Belmont Resources Inc.

March 18, 2022 – TheNewswire - Vancouver, B.C., Canada, - Belmont Resources Ltd. (“Belmont” or the “Company”) (TSXV:BEA); (FSE:L3L2) announces that it has received regulatory approval to close its private placement of $522,900 through the issuance of 7,470,000 Units (the “Units”) at $0.07.  Each Unit consists of one common share of the Company and one warrant exerciseable at $0.10 in the first year and $0.15 in the second year (the “Warrants”).  The Warrants are subject to an accelerated expiry date which comes into effect at such time as the trading price of the Company’s shares closes at or above $0.25 per share for 10 consecutive trading days.  The Company may accelerate the expiry date of the Warrants by disseminating a press release and providing the Warrant holders with notice that such Warrants will expire on the 30th day thereafter.

 

The securities have been issued with a hold period expiring July 19, 2022.

 

The Company intends to use the proceeds of the financing for a drill program on its CBC copper/gold project, anticipated April 2022 along with exploration on its Greenwood gold camp projects and for working capital.  While the Company intends to spend the proceeds from the financing as stated above, there may be circumstances where, for sound business reasons, funds may be reallocated at the discretion of the Board.

 

An insider of the Company participated as to 170,000 units ($11,900).  As such, this participation constitutes a “related party transaction” as defined under Multilateral Instrument 61-101 Protection of Minority Security Holders in Special Transactions (“MI 61-101”).
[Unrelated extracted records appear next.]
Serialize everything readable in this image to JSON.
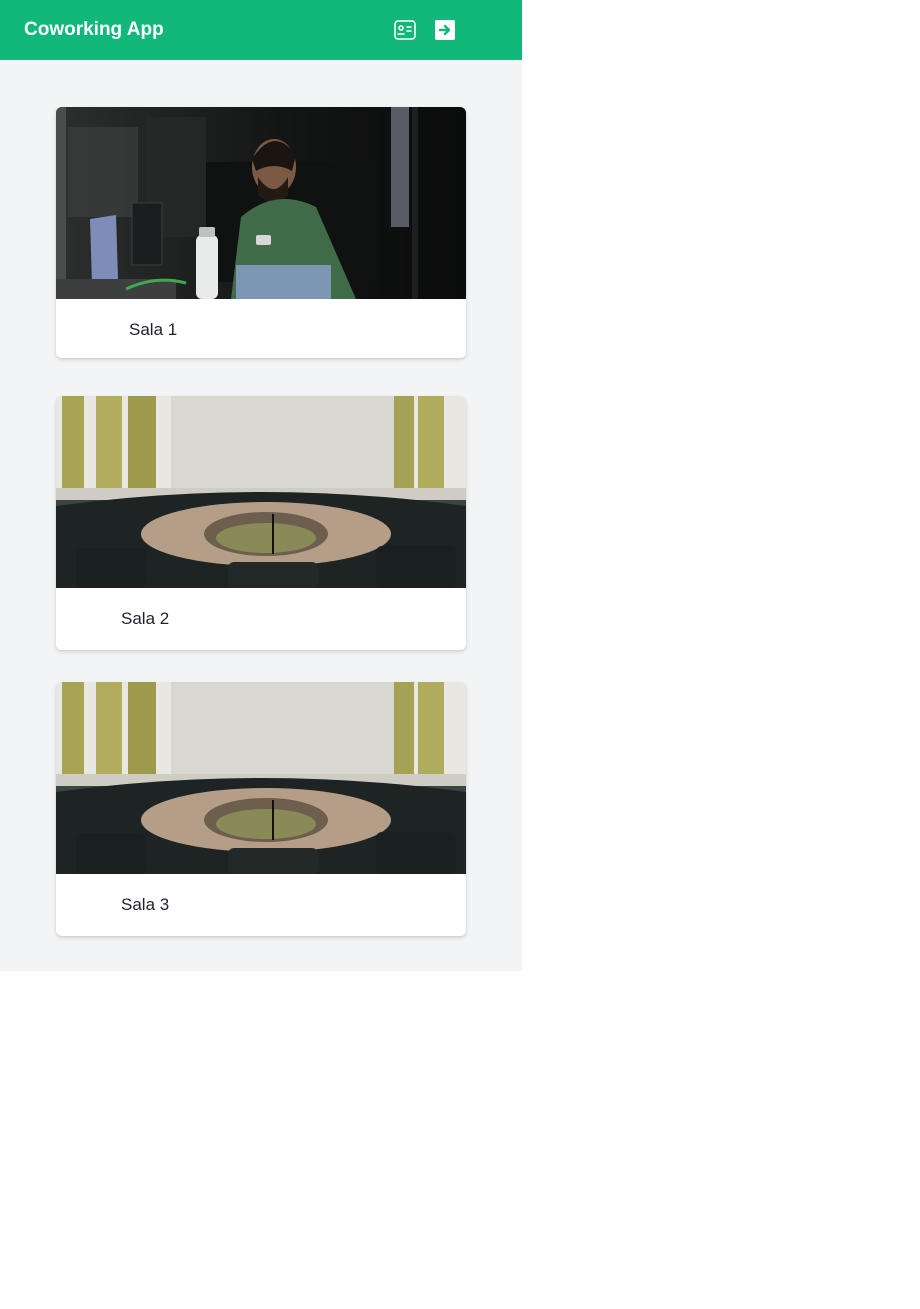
{
  "app": {
    "title": "Coworking App",
    "accent_color": "#12b77a",
    "background_color": "#f2f4f5"
  },
  "header": {
    "icons": [
      {
        "name": "id-card-icon"
      },
      {
        "name": "logout-icon"
      }
    ]
  },
  "rooms": [
    {
      "label": "Sala 1",
      "image": "person-working-at-laptop-photo"
    },
    {
      "label": "Sala 2",
      "image": "conference-room-photo"
    },
    {
      "label": "Sala 3",
      "image": "conference-room-photo"
    }
  ]
}
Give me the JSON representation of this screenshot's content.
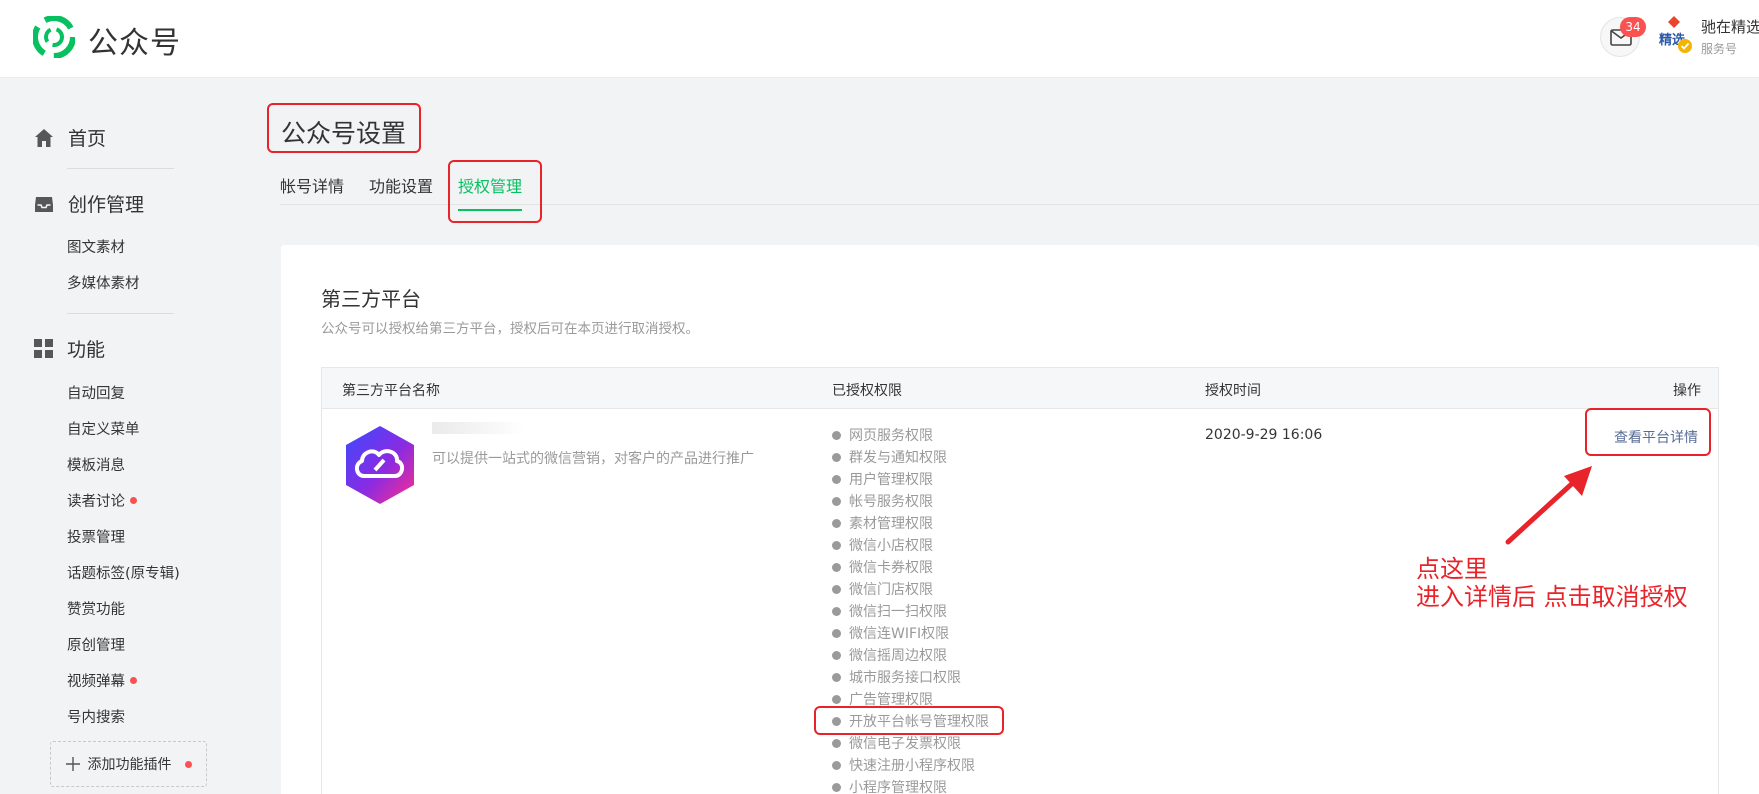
{
  "header": {
    "brand": "公众号",
    "unread_count": "34",
    "account_name": "驰在精选",
    "account_type": "服务号",
    "colors": {
      "brand_green": "#07c160",
      "badge_red": "#fa5151"
    }
  },
  "sidebar": {
    "home": "首页",
    "creation": {
      "label": "创作管理",
      "items": [
        "图文素材",
        "多媒体素材"
      ]
    },
    "features": {
      "label": "功能",
      "items": [
        {
          "label": "自动回复",
          "dot": false
        },
        {
          "label": "自定义菜单",
          "dot": false
        },
        {
          "label": "模板消息",
          "dot": false
        },
        {
          "label": "读者讨论",
          "dot": true
        },
        {
          "label": "投票管理",
          "dot": false
        },
        {
          "label": "话题标签(原专辑)",
          "dot": false
        },
        {
          "label": "赞赏功能",
          "dot": false
        },
        {
          "label": "原创管理",
          "dot": false
        },
        {
          "label": "视频弹幕",
          "dot": true
        },
        {
          "label": "号内搜索",
          "dot": false
        }
      ]
    },
    "add_plugin": "添加功能插件"
  },
  "main": {
    "title": "公众号设置",
    "tabs": [
      {
        "label": "帐号详情",
        "active": false
      },
      {
        "label": "功能设置",
        "active": false
      },
      {
        "label": "授权管理",
        "active": true
      }
    ],
    "section": {
      "title": "第三方平台",
      "desc": "公众号可以授权给第三方平台，授权后可在本页进行取消授权。"
    },
    "table": {
      "headers": [
        "第三方平台名称",
        "已授权权限",
        "授权时间",
        "操作"
      ],
      "row": {
        "desc": "可以提供一站式的微信营销，对客户的产品进行推广",
        "time": "2020-9-29 16:06",
        "action": "查看平台详情",
        "permissions": [
          "网页服务权限",
          "群发与通知权限",
          "用户管理权限",
          "帐号服务权限",
          "素材管理权限",
          "微信小店权限",
          "微信卡券权限",
          "微信门店权限",
          "微信扫一扫权限",
          "微信连WIFI权限",
          "微信摇周边权限",
          "城市服务接口权限",
          "广告管理权限",
          "开放平台帐号管理权限",
          "微信电子发票权限",
          "快速注册小程序权限",
          "小程序管理权限"
        ]
      }
    }
  },
  "annotation": {
    "line1": "点这里",
    "line2": "进入详情后 点击取消授权",
    "color": "#e8232a"
  }
}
Such participation is exempt from the formal valuation and minority shareholder approval requirements of MI 61-101 as neither the fair market value of the FT Units acquired by the insiders nor the consideration for the Units paid by such insiders, exceed 25% of the Company’s market capitalization.

A finder’s fee of $3,360 cash and the issuance of 48,000 warrants was paid/issued to PI Financial Corp. of 1900, 666 Burrard Street, Vancouver, BC, V6C 3N1.

 ON BEHALF OF THE BOARD OF DIRECTORS

 

“George Sookochoff”

 

George Sookochoff, CEO/President

Neither the TSX Venture Exchange nor its Regulation Services Provider (as the term is defined in the policies of the TSX Venture Exchange) accepts responsibility for the adequacy or accuracy of this news release.  

 

This Press Release may contain forward-looking statements that may involve a number of risks and uncertainties, based on assumptions and judgments of management regarding future events or results that may prove to be inaccurate as a result of exploration and other risk factors beyond its control.   Actual events or results could differ materially from the Companies forward-looking statements and expectations.  These risks and uncertainties include, among other things, that we may not be able to obtain regulatory approval; that we may not be able to raise funds required, that conditions to closing may not be fulfilled and we may not be able to organize and carry out an exploration program in 2022, and other risks associated with being a mineral exploration and development company. These forward-looking statements are made as of the date of this news release and, except as required by applicable laws, the Company assumes no obligation to update these forward-looking statements, or to update the reasons why actual results differed from those projected in the forward-looking statements.